Everett and I exchange a glance. “We’ll behave,” he says to her. “Seriously.”
“I don’t want you to behave,” Laurel says through her own gritted teeth. “I want you to move past this shit between you.”
The sound that escapes me is half scoff, half snort. I regret it as soon as it’s out, Laurel turning to me with fire in her
eyes.
“You want to know why I’ve been acting so off?” she asks. “It’s not because of my divorce, or the media circus around it,
or the fact that half of my money is going to someone I’m not going to share my life with anymore.” I fight the urge to argue with her on all these points,
because the way she delivers them certainly makes it sound like she’s upset about them.

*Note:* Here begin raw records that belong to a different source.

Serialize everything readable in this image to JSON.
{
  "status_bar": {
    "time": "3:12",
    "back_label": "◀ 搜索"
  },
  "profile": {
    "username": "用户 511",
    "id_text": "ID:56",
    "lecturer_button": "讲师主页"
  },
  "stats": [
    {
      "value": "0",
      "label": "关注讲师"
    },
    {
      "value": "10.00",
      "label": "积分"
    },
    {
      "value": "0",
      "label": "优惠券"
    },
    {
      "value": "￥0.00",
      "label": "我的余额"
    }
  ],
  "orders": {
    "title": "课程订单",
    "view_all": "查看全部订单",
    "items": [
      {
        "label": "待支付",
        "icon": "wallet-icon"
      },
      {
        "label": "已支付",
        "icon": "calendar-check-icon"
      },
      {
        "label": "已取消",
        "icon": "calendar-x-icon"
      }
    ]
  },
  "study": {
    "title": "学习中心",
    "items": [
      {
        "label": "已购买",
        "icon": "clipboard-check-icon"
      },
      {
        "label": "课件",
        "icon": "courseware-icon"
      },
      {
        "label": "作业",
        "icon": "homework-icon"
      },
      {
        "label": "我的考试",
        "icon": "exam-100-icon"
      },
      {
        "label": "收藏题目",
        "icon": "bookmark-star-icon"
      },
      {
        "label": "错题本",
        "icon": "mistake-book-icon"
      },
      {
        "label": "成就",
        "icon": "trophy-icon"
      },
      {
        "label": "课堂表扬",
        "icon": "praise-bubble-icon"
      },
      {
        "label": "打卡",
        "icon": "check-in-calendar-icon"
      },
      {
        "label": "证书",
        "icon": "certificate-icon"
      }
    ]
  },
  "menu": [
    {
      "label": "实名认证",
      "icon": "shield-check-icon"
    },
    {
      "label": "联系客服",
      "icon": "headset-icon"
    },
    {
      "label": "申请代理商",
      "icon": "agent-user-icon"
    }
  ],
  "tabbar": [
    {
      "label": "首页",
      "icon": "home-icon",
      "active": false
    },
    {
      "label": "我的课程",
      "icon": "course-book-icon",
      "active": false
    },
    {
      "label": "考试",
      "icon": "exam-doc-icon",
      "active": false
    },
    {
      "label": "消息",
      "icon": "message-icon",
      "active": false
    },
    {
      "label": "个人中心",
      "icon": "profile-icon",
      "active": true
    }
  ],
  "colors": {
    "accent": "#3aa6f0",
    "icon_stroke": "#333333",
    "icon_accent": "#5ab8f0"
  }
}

“I’m upset because this trip was supposed to be fun,” she says. “It was supposed to be a distraction from all the garbage going on. It wasn’t supposed to be about the two of
you hating each other. So I’m pissed that the two of you can’t get over yourselves long enough to just act civil for one stupid
week!” Her voice gets louder as she says it, the last words ending in a high-pitched crescendo that sends Everett hurrying
down the narrow set of stairs into the cabin and me following quickly behind him.
“Figure it out,” Laurel says, Davi’s and Gabe’s faces appearing on either side of her, looking curiously down at us. “You
have thirty minutes until we let you out.”
Everett and I exchange the same panicked glance we did earlier before looking back up at her. “Let us out?” I say.
But Laurel is already slamming the door, the lock sliding into place.